I guess you want to run different reducers in a chain. In hadoop 'multiple reducers' means running multiple instances of the same reducer. I would propose you run one reducer at a time, providing trivial map function for all of them except the first one. To minimize time for data transfer, you can use compression.
Of course you can define multiple reducers. For the Job (Hadoop 0.20) just add:
job.setNumReduceTasks(<number>);
But. Your infrastructure has to support the multiple reducers, meaning that you have to
have more than one cpu available
adjust mapred.tasktracker.reduce.tasks.maximum in mapred-site.xml accordingly
And of course your job has to match some specifications. Without knowing what you exactly want to do, I only can give broad tips:
the keymap-output have either to be partitionable by %numreducers OR you have to define your own partitioner:
job.setPartitionerClass(...)
for example with a random-partitioner ...
the data must be reduce-able in the partitioned format ... (references needed?)
You'll get multiple output files, one for each reducer. If you want a sorted output, you have to add another job reading all files (multiple map-tasks this time ...) and writing them sorted with only one reducer ...
Have a look too at the Combiner-Class, which is the local Reducer. It means that you can aggregate (reduce) already in memory over partial data emitted by map.

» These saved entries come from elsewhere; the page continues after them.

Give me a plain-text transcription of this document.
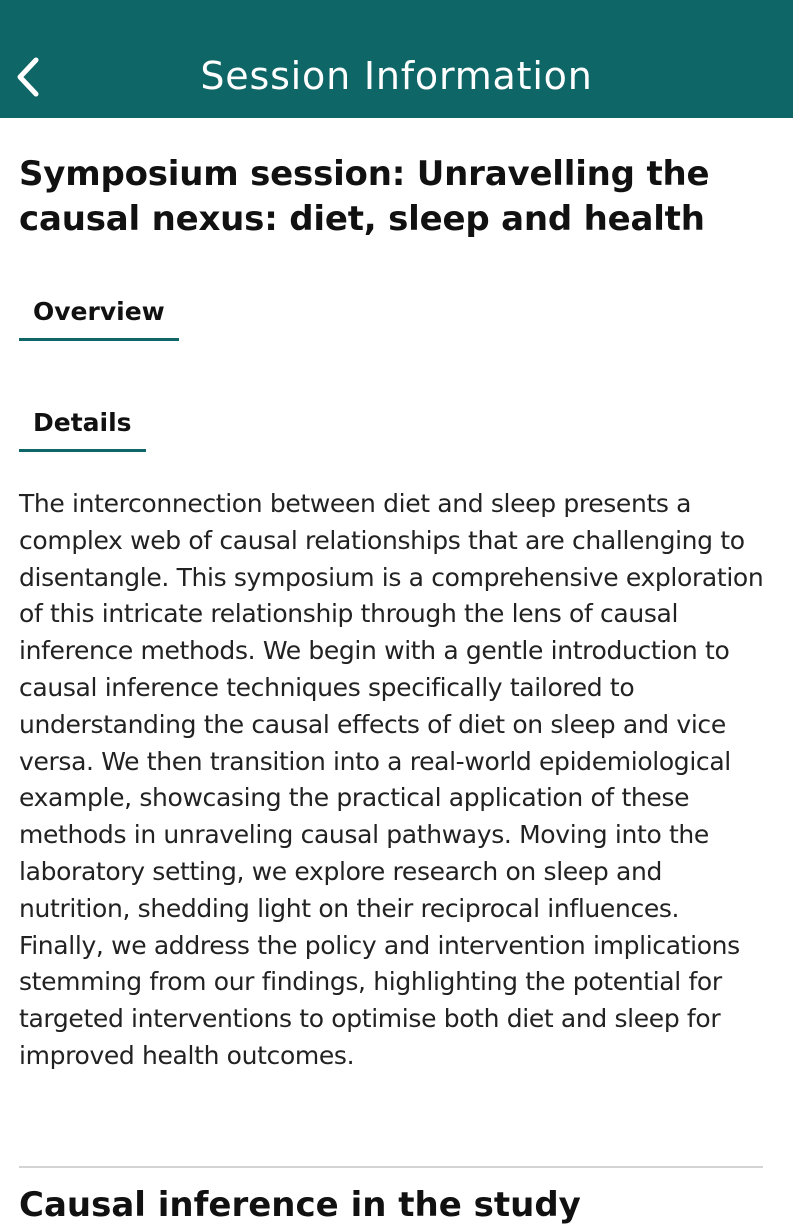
Session Information
Symposium session: Unravelling the causal nexus: diet, sleep and health
Overview
Details

The interconnection between diet and sleep presents a complex web of causal relationships that are challenging to disentangle. This symposium is a comprehensive exploration of this intricate relationship through the lens of causal inference methods. We begin with a gentle introduction to causal inference techniques specifically tailored to understanding the causal effects of diet on sleep and vice versa. We then transition into a real-world epidemiological example, showcasing the practical application of these methods in unraveling causal pathways. Moving into the laboratory setting, we explore research on sleep and nutrition, shedding light on their reciprocal influences. Finally, we address the policy and intervention implications stemming from our findings, highlighting the potential for targeted interventions to optimise both diet and sleep for improved health outcomes.

Causal inference in the study
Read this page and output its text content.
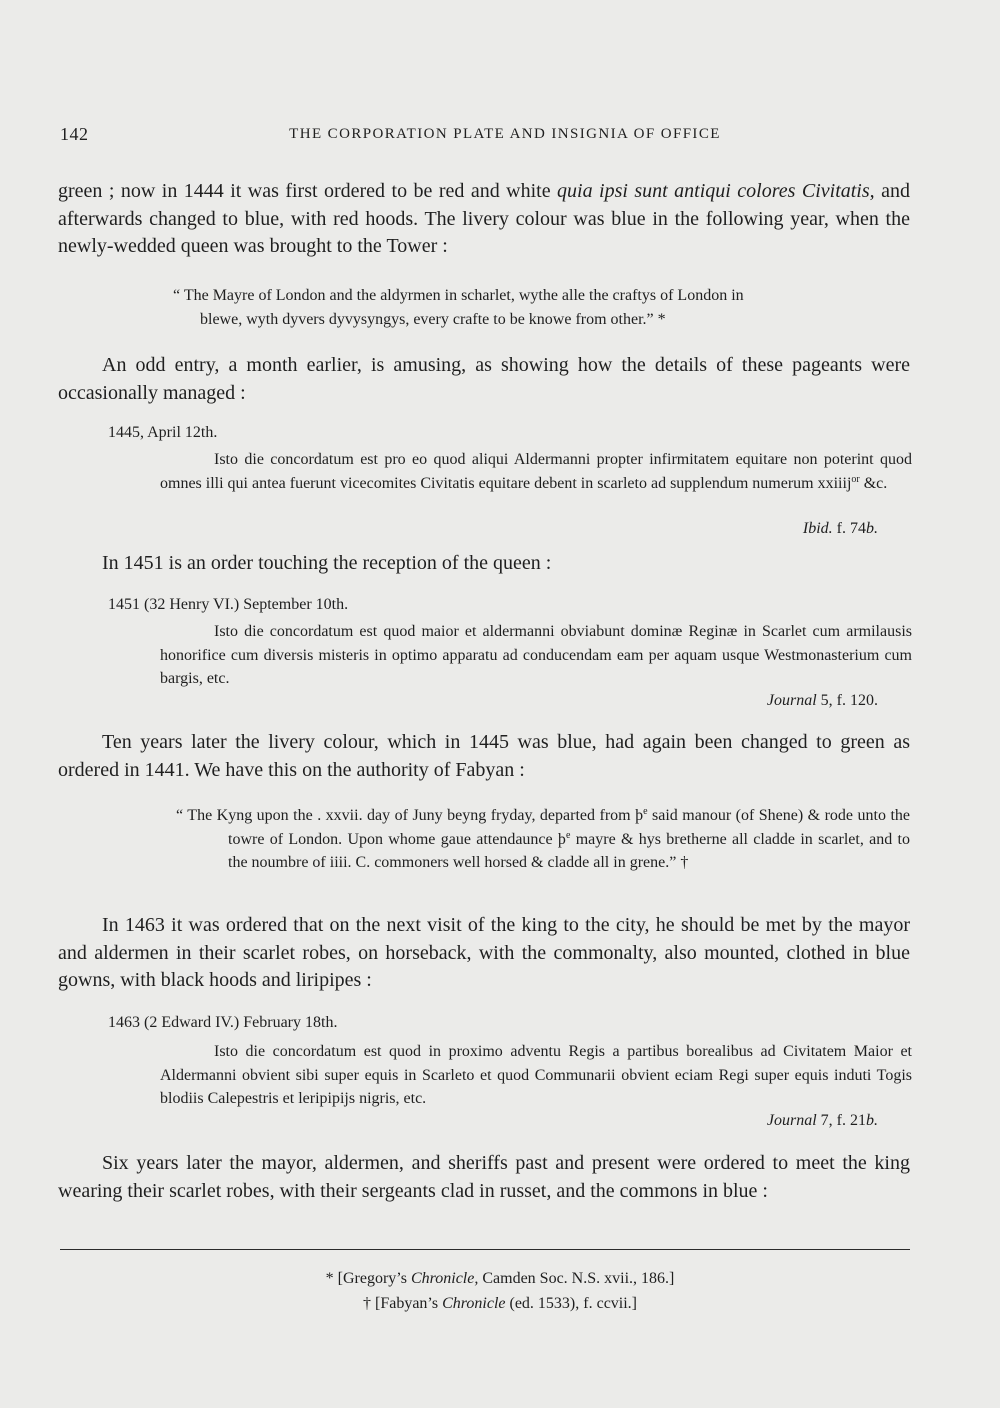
142	THE CORPORATION PLATE AND INSIGNIA OF OFFICE
green ; now in 1444 it was first ordered to be red and white quia ipsi sunt antiqui colores Civitatis, and afterwards changed to blue, with red hoods. The livery colour was blue in the following year, when the newly-wedded queen was brought to the Tower :
“ The Mayre of London and the aldyrmen in scharlet, wythe alle the craftys of London in
blewe, wyth dyvers dyvysyngys, every crafte to be knowe from other.” *
An odd entry, a month earlier, is amusing, as showing how the details of these pageants were occasionally managed :
1445, April 12th.
Isto die concordatum est pro eo quod aliqui Aldermanni propter infirmitatem equitare non poterint quod omnes illi qui antea fuerunt vicecomites Civitatis equitare debent in scarleto ad supplendum numerum xxiiij$^{or}$ &c.
Ibid. f. 74b.
In 1451 is an order touching the reception of the queen :
1451 (32 Henry VI.) September 10th.
Isto die concordatum est quod maior et aldermanni obviabunt dominæ Reginæ in Scarlet cum armilausis honorifice cum diversis misteris in optimo apparatu ad conducendam eam per aquam usque Westmonasterium cum bargis, etc.
Journal 5, f. 120.
Ten years later the livery colour, which in 1445 was blue, had again been changed to green as ordered in 1441. We have this on the authority of Fabyan :
“ The Kyng upon the . xxvii. day of Juny beyng fryday, departed from $þ^e$ said manour (of Shene) & rode unto the towre of London. Upon whome gaue attendaunce $þ^e$ mayre & hys bretherne all cladde in scarlet, and to the noumbre of iiii. C. commoners well horsed & cladde all in grene.” †
In 1463 it was ordered that on the next visit of the king to the city, he should be met by the mayor and aldermen in their scarlet robes, on horseback, with the commonalty, also mounted, clothed in blue gowns, with black hoods and liripipes :
1463 (2 Edward IV.) February 18th.
Isto die concordatum est quod in proximo adventu Regis a partibus borealibus ad Civitatem Maior et Aldermanni obvient sibi super equis in Scarleto et quod Communarii obvient eciam Regi super equis induti Togis blodiis Calepestris et leripipijs nigris, etc.
Journal 7, f. 21b.
Six years later the mayor, aldermen, and sheriffs past and present were ordered to meet the king wearing their scarlet robes, with their sergeants clad in russet, and the commons in blue :
* [Gregory’s Chronicle, Camden Soc. N.S. xvii., 186.]
† [Fabyan’s Chronicle (ed. 1533), f. ccvii.]
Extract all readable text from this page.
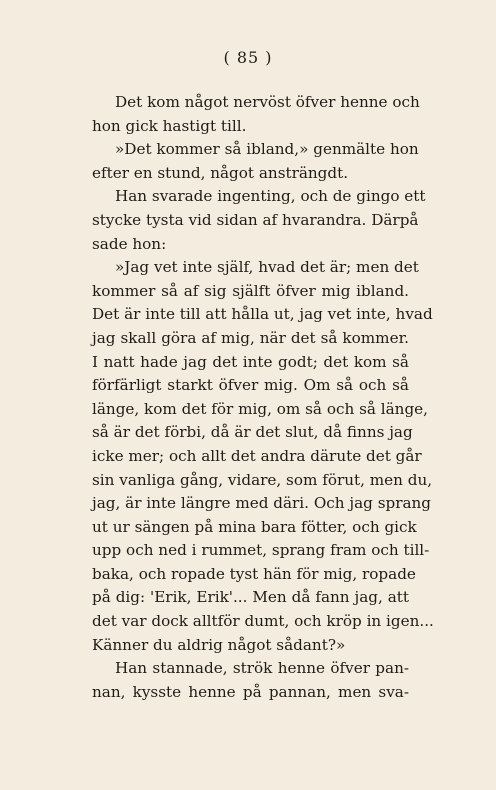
( 85 )
Det kom något nervöst öfver henne och
hon gick hastigt till.
»Det kommer så ibland,» genmälte hon
efter en stund, något ansträngdt.
Han svarade ingenting, och de gingo ett
stycke tysta vid sidan af hvarandra. Därpå
sade hon:
»Jag vet inte själf, hvad det är; men det
kommer så af sig själft öfver mig ibland.
Det är inte till att hålla ut, jag vet inte, hvad
jag skall göra af mig, när det så kommer.
I natt hade jag det inte godt; det kom så
förfärligt starkt öfver mig. Om så och så
länge, kom det för mig, om så och så länge,
så är det förbi, då är det slut, då finns jag
icke mer; och allt det andra därute det går
sin vanliga gång, vidare, som förut, men du,
jag, är inte längre med däri. Och jag sprang
ut ur sängen på mina bara fötter, och gick
upp och ned i rummet, sprang fram och till-
baka, och ropade tyst hän för mig, ropade
på dig: 'Erik, Erik'... Men då fann jag, att
det var dock alltför dumt, och kröp in igen...
Känner du aldrig något sådant?»
Han stannade, strök henne öfver pan-
nan, kysste henne på pannan, men sva-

Very nice example is the WordCount-Example. Map emits each word as key and its count as 1: (word, 1). The Combiner gets partial data from map, emits (, ) locally. The Reducer does exactly the same, but now some (Combined) wordcounts are already >1. Saves bandwith.
I still dont get your problem you can use following sequence:
database-->map-->reduce(use cat or None depending on requirement)
then store the data representation you have extracted.
if you are saying that it is small enough to fit in memory then storing it on disk shouldnt be an issue.
Also your use of MapReduce paradigm for the given problem is incorrect, using a single map function and multiple "different" reduce function makes no sense, it shows that you are just using map to pass out data to different machines to do different things. you dont require hadoop or any other special architecture for that.